Waterspot: He`enalu and surfing’s elusive definition

Surfing definition:  “Person rides wave on stick.”

— Corky Carroll

As a young gremmie in the early ‘60s, I never did try to describe or define surfing. I rode waves as often as possible and to the best of my ability. As I got older, however, I became more philosophical about my favorite activity. Not until I began writing about surfing in the mid-1970s did I face the impossible task of trying to define it. The Hawaiians called it he`enalu, which is sometimes translated, “a study of the wave.” This seems about right to me.

From the time I first noticed surfing, during a late ‘50s screening of “Gidget” until today, its meaning has changed. Still, from the day of that joyful baptism until now, the words joy and freedom are closely associated with it. That day in 1958, running home from the Gar-Mar Theater in Montebello to tell my dad about surfing, I found myself stumped when trying to describe the activity adequately. Without goalposts, rules, or points, it did not fit the criteria of a sport. This was something else.

I didn’t get my first surfboard until 1962. By then, surfing was everything to me — affecting everything from the music I listened to, the way I dressed, combed my hair and spoke to how I behaved on land and in the water. Looking back on those days now, I see that my view of surfing was limited only to what I was doing: standing on a fiberglass and foam surfboard over nine feet in length. I had no concern for bodysurfing, belly boarding or mat riding.

I paid close attention to surf competitions and was well aware of the top-ranking surfers. By the 1970s, competition had gone out of style, and this thing called “soul surfing” had taken over. While soul surfing has an elastic definition, it seems more concerned with the feeling of riding a wave rather than how it looks to others. Assigning a number to how someone rode a wave seemed absurd to many of us.

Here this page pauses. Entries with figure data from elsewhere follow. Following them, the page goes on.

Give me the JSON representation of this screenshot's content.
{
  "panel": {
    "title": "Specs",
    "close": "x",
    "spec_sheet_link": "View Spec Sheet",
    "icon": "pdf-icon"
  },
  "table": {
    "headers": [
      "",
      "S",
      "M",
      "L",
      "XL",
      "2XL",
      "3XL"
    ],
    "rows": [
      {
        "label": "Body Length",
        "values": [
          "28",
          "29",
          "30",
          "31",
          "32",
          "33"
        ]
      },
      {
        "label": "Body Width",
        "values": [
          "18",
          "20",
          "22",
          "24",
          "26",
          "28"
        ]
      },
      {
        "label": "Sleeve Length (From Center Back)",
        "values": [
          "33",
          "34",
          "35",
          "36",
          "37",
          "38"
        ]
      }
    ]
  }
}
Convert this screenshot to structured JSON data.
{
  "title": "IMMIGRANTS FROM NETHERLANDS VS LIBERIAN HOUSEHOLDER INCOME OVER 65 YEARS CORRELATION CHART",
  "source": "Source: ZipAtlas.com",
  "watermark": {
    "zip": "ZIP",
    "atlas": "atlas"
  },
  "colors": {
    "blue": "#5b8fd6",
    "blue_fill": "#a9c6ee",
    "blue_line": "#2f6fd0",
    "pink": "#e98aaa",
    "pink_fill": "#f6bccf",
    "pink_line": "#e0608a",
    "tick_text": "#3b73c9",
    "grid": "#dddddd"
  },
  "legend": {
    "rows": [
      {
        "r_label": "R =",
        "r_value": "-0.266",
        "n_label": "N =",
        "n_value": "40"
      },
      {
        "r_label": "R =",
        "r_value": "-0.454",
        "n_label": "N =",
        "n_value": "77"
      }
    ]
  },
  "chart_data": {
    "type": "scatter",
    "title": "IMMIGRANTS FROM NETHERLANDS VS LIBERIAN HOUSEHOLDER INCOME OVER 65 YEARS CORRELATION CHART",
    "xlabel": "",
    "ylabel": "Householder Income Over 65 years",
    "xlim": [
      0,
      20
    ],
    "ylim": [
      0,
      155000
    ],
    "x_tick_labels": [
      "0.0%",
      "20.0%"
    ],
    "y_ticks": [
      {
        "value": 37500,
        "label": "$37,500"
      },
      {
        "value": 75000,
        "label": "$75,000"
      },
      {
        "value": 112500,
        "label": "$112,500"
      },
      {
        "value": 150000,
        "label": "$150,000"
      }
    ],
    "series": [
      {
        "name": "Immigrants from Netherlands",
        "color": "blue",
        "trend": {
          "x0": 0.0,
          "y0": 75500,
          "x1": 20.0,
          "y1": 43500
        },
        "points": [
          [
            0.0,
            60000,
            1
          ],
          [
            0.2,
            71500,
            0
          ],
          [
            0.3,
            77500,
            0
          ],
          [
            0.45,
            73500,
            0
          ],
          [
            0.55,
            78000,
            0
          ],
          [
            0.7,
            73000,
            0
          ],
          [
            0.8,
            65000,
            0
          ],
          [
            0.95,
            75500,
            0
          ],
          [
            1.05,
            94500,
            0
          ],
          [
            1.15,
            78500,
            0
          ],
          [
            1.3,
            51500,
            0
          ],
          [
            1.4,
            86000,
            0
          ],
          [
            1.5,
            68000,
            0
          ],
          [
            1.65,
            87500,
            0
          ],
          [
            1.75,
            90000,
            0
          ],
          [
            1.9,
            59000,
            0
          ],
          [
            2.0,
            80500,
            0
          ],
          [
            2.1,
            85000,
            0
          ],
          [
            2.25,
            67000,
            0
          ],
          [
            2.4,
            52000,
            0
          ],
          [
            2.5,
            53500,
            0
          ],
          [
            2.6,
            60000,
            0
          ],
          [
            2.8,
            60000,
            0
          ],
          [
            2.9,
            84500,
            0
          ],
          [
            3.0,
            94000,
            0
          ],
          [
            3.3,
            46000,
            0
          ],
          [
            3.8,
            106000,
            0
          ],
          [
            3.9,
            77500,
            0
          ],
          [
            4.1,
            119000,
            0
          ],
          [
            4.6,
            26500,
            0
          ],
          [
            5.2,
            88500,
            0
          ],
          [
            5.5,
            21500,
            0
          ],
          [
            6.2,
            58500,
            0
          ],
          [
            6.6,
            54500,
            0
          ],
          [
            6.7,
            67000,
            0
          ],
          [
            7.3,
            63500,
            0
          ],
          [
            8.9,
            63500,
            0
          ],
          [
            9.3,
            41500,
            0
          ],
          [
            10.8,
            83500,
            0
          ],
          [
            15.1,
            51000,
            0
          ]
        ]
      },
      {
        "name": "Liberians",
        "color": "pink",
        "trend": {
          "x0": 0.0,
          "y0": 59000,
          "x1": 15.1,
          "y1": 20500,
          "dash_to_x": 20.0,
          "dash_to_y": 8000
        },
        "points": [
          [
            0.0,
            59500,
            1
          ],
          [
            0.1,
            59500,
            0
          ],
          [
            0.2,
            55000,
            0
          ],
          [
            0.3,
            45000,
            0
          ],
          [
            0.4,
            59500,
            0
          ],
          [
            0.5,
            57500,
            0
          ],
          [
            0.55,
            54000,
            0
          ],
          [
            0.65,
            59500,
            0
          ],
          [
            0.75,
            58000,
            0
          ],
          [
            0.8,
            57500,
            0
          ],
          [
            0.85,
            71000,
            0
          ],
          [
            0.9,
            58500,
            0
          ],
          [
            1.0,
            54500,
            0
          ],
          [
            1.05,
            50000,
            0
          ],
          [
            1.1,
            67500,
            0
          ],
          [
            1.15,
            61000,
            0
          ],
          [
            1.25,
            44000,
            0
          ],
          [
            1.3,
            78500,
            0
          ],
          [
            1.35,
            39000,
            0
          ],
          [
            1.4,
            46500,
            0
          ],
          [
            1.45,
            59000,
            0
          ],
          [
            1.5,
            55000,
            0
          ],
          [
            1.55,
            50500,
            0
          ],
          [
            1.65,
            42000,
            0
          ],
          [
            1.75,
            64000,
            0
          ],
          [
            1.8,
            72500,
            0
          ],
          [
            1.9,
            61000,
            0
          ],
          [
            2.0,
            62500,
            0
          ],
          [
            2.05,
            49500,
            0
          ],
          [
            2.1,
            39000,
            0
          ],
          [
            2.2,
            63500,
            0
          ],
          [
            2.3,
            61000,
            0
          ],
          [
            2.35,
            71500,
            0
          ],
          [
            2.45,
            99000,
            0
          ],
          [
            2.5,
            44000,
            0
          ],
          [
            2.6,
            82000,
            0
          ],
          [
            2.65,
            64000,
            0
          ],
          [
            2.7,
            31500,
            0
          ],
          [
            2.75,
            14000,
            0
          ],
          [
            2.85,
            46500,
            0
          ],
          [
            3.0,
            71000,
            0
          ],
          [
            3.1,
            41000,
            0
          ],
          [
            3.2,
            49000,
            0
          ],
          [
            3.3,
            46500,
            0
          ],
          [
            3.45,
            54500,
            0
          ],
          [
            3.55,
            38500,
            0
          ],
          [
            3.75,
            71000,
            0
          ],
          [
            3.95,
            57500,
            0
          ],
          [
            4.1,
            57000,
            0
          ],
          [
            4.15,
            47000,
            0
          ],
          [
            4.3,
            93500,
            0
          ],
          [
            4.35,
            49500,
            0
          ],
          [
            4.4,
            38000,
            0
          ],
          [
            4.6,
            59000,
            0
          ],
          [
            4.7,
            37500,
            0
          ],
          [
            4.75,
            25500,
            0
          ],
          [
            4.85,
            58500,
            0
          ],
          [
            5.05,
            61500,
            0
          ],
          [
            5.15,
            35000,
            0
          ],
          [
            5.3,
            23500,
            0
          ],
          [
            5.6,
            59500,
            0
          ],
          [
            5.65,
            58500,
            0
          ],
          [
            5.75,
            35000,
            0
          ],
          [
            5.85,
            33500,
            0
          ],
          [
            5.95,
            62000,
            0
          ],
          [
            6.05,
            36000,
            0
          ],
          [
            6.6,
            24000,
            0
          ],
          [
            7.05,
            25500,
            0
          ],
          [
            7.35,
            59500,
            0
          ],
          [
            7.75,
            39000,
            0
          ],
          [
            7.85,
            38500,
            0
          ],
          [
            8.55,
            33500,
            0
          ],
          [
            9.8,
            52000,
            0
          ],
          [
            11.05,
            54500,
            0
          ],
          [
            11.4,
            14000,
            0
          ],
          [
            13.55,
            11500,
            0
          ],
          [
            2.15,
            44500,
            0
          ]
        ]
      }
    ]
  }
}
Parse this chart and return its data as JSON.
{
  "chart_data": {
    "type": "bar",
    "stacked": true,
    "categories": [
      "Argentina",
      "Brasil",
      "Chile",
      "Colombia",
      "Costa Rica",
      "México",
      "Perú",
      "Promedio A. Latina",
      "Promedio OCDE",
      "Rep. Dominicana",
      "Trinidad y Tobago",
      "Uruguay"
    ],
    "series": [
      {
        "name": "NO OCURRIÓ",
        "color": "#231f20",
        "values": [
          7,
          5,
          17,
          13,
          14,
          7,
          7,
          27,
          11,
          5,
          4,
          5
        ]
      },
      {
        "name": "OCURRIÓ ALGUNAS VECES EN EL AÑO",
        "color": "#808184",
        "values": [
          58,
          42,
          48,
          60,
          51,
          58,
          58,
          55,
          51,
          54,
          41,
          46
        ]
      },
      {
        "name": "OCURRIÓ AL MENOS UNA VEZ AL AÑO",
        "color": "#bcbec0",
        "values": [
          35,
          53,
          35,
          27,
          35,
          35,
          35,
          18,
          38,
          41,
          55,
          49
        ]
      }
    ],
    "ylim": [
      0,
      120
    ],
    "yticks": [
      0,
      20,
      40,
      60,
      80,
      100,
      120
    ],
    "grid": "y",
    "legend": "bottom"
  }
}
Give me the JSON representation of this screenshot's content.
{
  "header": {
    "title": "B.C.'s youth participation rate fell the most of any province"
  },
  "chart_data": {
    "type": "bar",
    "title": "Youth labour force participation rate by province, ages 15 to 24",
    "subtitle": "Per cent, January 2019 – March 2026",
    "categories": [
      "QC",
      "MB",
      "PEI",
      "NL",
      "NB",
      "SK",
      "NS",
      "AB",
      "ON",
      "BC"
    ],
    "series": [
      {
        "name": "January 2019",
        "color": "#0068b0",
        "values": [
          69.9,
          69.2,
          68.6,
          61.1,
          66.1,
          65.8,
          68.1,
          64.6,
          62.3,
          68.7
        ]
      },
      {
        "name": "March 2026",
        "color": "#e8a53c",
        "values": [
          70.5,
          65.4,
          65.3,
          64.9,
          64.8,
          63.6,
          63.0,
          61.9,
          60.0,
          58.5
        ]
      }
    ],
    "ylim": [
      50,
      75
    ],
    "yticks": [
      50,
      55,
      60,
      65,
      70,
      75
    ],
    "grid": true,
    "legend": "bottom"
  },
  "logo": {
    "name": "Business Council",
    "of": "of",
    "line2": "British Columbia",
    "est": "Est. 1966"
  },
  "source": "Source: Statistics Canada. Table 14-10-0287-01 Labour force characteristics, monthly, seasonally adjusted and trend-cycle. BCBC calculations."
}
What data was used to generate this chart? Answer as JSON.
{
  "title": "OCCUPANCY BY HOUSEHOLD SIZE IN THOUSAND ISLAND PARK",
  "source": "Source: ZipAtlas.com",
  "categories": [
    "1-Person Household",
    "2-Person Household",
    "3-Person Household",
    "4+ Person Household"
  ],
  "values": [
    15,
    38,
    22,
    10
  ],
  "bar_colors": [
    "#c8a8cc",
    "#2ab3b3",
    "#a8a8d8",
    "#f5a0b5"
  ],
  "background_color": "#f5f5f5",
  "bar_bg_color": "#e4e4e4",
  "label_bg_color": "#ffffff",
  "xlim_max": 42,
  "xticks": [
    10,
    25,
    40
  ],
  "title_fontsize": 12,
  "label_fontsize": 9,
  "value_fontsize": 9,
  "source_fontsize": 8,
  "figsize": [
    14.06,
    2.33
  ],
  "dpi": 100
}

Professional surfing arrived with the Australian invasion of the late ‘70s, and with it a return to points for maneuvers. Points were good because points translated into money. Pro surfing has grown a lot since then, and so has the opposite branch know as soul surfing, or what is now called “free surfing.”

My personal evolution and devolution have taken me into various forms of wave riding, from longboards to mid-sized boards, kneeboards, mats, alaias, and paipos. I believe I have ridden around 100,000 waves and yet am still no closer to defining surfing than I ever was. Maybe each surfer should define it for themselves. To some, it is a sport played for points and money where a board is mounted, and the energy of the ocean is harnessed. To others, it is tapping into the energy of waves. Someone else might even consider it a religion.

It now seems useful that he’enalu is a word without a clear definition. I like thinking of myself as a student of the wave. As with the studies of all things associated with nature, this course is infinite. And so, I feel I am actually further from saying what surfing is now than I was half a century ago. I only know that it is among the most enjoyable and free feelings I have ever experienced. I can’t explain it, but if you surf, you know exactly what I’m talking about.